Assuming that the output isn't biased towards the operator's interests is naive.

AbstractH24 · a year ago
I’m honestly less worried about ads that I am pay for preferential treatment
neop1x · a year ago
Google index sometimes also contain content which is under paywall or cookiewall. Two major sites in Czechia started implementing cookie walls, which is against GDPR but our local office for data privacy is not acting so it seems they are probably paid by those websites...
cyberax · a year ago
I used cache a lot, not just to view sites, but see the text versions of PDF and Word documents. RIP.
bjord · a year ago
oh, wow, same! this comment just made me realize that some of my older projects will no longer work after this
ThinkBeat · a year ago
I would presume Google still has all this data. They just will not let anyone else use it.

Could this be an advantage that Google can use to train their models on but others won't have access?

Google wants it to be more difficult to notice rewrites? Journalists to often have found valuable information with it?

selectodude · a year ago
I feel like the internet archive has taken a lot of that sort of use off of Google.

Unrelated: Google should probably think about a sizable donation to the Internet archive.

amorfusblob · a year ago
Some kind of collaboration appears to be happening between the two https://blog.archive.org/2024/09/11/new-feature-alert-access...
qingcharles · a year ago
They should donate all their saved data from Google Cache too.
zepearl · a year ago
> I would presume Google still has all this data. ...

Maybe - I guess that they must have served that "cached" content from DB-records that had it all saved directly (URL X has contents Y => basically a "mirror" of the terms that they indexed) => not having to store that "mirror" (only the search index) might save quite a lot of storage space (and I/O and CPU to decompress it, as users won't be requesting it anymore) => all in all that might save quite a lot of infrastructure costs $$$.

> Could this be an advantage that Google can use to train their models on but others won't have access?

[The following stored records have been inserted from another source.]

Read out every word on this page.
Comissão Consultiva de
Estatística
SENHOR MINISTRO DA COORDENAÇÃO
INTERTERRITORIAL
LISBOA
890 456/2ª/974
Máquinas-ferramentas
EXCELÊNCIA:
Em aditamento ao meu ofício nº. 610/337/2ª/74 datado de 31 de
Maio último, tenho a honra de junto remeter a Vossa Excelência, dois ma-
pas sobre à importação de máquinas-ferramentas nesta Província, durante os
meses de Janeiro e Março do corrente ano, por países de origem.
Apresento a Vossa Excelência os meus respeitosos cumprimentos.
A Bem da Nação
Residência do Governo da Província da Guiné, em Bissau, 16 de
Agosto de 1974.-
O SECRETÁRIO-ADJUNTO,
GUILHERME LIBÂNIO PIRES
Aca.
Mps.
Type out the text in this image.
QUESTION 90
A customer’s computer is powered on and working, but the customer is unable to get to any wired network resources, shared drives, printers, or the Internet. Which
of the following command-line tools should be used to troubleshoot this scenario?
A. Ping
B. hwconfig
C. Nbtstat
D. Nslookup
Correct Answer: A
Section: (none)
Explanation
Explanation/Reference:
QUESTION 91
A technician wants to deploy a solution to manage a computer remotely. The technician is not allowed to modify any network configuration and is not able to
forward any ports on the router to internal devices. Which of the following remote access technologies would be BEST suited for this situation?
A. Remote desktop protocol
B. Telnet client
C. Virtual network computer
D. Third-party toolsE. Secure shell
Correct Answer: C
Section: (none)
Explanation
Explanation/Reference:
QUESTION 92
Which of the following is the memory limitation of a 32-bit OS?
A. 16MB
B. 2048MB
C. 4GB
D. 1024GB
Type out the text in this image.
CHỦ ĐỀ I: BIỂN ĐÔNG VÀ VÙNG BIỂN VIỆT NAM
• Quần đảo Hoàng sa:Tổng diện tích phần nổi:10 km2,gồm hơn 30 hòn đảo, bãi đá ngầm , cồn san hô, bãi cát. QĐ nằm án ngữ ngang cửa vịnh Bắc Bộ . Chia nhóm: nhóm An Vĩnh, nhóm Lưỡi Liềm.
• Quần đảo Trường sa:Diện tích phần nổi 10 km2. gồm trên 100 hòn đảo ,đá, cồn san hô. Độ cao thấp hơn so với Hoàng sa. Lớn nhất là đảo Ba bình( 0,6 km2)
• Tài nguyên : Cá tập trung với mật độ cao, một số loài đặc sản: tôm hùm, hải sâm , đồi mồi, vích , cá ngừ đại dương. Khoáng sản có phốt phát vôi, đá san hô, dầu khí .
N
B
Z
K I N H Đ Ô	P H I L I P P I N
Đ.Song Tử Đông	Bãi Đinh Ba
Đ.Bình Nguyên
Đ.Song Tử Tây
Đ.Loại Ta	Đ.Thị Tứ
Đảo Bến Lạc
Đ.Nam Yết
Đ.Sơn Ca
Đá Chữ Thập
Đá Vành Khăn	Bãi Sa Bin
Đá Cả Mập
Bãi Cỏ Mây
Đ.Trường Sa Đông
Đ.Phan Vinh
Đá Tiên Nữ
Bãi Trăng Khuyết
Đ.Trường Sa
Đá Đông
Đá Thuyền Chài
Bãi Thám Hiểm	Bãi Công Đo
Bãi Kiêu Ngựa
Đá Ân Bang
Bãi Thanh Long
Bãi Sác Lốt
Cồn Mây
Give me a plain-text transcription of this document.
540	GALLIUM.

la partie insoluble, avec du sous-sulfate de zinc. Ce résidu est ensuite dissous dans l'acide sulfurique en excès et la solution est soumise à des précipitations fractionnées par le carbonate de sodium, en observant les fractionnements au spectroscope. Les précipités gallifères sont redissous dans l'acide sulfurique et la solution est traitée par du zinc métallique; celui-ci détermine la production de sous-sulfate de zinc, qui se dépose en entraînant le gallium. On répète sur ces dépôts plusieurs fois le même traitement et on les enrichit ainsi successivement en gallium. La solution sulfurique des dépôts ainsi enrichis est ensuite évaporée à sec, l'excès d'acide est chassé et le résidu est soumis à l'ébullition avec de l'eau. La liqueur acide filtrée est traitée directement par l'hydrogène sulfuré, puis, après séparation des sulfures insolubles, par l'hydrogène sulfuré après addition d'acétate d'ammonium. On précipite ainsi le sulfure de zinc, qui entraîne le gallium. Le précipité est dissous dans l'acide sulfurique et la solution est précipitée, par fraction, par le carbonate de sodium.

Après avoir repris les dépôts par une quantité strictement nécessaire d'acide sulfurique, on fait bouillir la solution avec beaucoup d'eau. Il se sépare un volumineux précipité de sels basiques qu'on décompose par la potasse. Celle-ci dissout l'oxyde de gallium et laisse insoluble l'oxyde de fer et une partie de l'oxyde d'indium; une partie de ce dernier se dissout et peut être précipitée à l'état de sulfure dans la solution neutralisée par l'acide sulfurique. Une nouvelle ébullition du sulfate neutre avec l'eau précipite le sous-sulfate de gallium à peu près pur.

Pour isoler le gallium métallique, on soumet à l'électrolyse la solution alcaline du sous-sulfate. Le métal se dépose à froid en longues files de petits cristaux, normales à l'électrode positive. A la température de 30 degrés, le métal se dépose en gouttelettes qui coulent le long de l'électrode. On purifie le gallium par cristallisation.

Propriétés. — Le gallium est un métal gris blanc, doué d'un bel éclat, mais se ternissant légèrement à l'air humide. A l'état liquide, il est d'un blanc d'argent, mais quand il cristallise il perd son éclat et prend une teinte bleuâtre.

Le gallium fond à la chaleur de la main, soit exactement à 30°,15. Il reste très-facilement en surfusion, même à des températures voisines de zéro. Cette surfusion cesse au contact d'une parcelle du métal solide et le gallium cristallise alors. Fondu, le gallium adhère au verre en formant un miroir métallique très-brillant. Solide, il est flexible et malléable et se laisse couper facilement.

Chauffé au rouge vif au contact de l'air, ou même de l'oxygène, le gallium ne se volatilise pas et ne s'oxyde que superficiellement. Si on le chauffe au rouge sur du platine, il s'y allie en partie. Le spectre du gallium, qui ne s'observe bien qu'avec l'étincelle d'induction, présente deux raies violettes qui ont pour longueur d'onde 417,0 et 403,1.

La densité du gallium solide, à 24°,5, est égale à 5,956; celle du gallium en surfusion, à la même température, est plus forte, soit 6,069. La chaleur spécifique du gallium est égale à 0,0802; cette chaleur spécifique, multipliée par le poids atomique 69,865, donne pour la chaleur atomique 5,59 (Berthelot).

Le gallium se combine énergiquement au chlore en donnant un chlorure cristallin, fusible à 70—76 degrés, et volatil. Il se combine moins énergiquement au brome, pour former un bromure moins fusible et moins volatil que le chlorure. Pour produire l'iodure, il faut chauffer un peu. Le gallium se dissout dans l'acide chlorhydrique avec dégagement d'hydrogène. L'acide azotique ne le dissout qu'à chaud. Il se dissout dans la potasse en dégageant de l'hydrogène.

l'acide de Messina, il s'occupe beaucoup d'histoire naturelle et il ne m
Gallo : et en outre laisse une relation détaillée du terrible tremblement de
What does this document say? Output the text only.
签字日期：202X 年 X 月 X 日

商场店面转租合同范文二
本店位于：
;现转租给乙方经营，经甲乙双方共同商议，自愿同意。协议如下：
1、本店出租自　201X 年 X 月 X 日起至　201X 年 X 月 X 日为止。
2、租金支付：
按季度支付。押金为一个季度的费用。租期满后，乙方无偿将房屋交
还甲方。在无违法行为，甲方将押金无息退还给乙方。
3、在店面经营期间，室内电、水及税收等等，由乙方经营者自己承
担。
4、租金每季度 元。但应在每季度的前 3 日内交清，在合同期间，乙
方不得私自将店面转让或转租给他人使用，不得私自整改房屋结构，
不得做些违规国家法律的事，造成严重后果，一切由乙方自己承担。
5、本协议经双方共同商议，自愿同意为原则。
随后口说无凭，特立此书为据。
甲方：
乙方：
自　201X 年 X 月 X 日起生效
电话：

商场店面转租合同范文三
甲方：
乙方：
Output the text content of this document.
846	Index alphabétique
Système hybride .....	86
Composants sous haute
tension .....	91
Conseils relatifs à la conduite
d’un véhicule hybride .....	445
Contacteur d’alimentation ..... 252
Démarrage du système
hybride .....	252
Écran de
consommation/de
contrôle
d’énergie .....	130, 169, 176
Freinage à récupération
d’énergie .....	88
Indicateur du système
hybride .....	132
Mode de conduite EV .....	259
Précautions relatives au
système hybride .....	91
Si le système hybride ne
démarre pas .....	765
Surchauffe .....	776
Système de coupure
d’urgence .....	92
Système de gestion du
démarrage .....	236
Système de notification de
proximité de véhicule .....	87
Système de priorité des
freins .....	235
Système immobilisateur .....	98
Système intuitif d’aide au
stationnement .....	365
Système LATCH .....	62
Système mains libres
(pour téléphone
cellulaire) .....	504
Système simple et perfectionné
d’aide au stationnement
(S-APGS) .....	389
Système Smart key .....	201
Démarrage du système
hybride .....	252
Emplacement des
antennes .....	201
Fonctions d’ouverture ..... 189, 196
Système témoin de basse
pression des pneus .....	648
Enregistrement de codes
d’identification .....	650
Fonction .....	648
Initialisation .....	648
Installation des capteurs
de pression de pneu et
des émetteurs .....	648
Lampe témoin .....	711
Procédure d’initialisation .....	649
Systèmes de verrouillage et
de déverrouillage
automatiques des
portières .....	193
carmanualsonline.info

Maybe (if they decided to just get rid of the I/O related to the user requests), but on the other hand I don't know if previously any "Google-consumer" was ever able to perform mass-downloads of Google's "cached" data - could that be done without being banned by Google's webpage (or API)?

advisedwang · a year ago
As I understand it, Google does a decent amount of rendering of a page before indexing; this a) allows it to index content loaded by JS and b) prevents some ways spammers show Google different content from users. Perhaps Google's main way of storing a page no longer matches something that can be easily served as a cache page. This might be a way to remove a legacy copy of each page and reduce storage costs.
account42 · a year ago
> prevents some ways spammers show Google different content from users.

Google obviously hasn't cared about that for a long time.

lofaszvanitt · a year ago
Just with youtube, the surface area of these services is getting smaller and smaller and you get less and less. Too much optimization to the detriment of users. All the while search is still rooted in 90s concepts and only serves as a money making thing.
bigstrat2003 · a year ago
I am genuinely surprised to learn that it even still existed. I'm pretty sure it's been years since I have seen a Google result which actually had a cached version for me to pull up.
JonChesterfield · a year ago
One fewer reason to use Google search. Solid effort killing the money printer all around.
karlzt · a year ago
One more reason to not use Google search, I don't remember when it was the last time I used it, perhaps like twelve years ago.
silverliver · a year ago
Do any other versions provide cached versions of the pages they crawl? Far too many sites preform shinanigins based on geoip/ua.

Yandex, DuckDuckGo, and BraveSearch, please provide cache the pages you crawl and make them available to your users.

sandyarmstrong · a year ago
This was really useful when looking for product support, as companies regularly pull down or move around pages on their website. Seeing the version of a page at the time google associated it as a result was something I did all the time.